His attack is unusual as the IoD is normally a champion of business. It is not the first time Walker has criticised Green over his stewardship of BHS.
Asked if he could defend Green's handling of the company, Walker told the BBC: "No, I can't."
"You can't just get yourself off the hook by selling a business to someone who's been bankrupt three times and is a former racing driver with no retail experience," he said.
"It's the manner of its failure and the fact that it ends up dumping huge liabilities on to the taxpayer that is a problem, and it is the lack of due diligence in selling it (to Chappell)... something's wrong."
The collapse of the 98 year-old store has led to a joint parliamentary inquiry by the Work & Pensions and Business select committees. Green and Chappell have been summoned to give evidence in the next two weeks.
Former City Minister and ex chairman of Marks & Spencer Lord Paul Myners also went on the attack, saying Green should remove himself from the head of the creditors' queue.

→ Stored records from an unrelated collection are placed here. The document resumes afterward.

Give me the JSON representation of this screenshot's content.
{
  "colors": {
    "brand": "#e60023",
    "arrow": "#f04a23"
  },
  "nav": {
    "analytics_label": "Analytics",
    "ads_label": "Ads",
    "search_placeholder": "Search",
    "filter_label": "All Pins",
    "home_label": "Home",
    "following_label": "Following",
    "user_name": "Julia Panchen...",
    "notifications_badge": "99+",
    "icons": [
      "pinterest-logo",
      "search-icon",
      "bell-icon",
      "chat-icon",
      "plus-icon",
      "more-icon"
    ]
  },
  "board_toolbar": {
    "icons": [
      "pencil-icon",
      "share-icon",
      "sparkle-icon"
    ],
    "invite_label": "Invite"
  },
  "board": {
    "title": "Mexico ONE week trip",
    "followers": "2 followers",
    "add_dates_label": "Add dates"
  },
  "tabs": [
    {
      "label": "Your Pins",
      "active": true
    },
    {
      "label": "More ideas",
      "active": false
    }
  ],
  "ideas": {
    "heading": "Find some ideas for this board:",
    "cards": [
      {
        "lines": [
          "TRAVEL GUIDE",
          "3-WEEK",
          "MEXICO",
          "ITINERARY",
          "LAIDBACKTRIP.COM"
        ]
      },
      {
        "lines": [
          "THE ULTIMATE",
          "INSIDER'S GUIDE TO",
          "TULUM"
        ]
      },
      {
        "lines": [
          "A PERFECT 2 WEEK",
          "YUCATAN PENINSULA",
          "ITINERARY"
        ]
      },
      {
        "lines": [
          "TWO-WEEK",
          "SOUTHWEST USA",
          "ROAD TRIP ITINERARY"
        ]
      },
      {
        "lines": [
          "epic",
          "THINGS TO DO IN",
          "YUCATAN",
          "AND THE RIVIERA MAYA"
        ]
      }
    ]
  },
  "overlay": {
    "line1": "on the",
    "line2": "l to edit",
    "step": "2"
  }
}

There is no love lost between the two. Myners fought off a £9bn takeover bid for M&S in 2004.
"He could give up that security and make sure the money is used for the benefit of the employees and pensioners and not claim to be in the front of the queue," Myners told the BBC.
He also questioned the decision to sell the business to Chappell.
"Sir Philip Green must take some of the responsibility, not least of all selling the business to Mr Dominic Chappell, which is rather like giving the keys of your car to a five-year-old, and then allowing the five-year-old to go off and crash the car."
Green, who is no stranger to publicity, complained after Frank Field, head of the Work & Pensions committee, called for him to be stripped of his knighthood if he did not help make up the pension fund deficit. The flamboyant businessman said Field should step down as he was “clearly prejudiced”.
But Walker, writing on the IoD's Director website last month, said Green’s "remonstration" that two parliamentary committees investigating him were conducting a 'trial by media' was “particularly ironic given his constant seeking of the limelight, often flanked by celebrity friends”.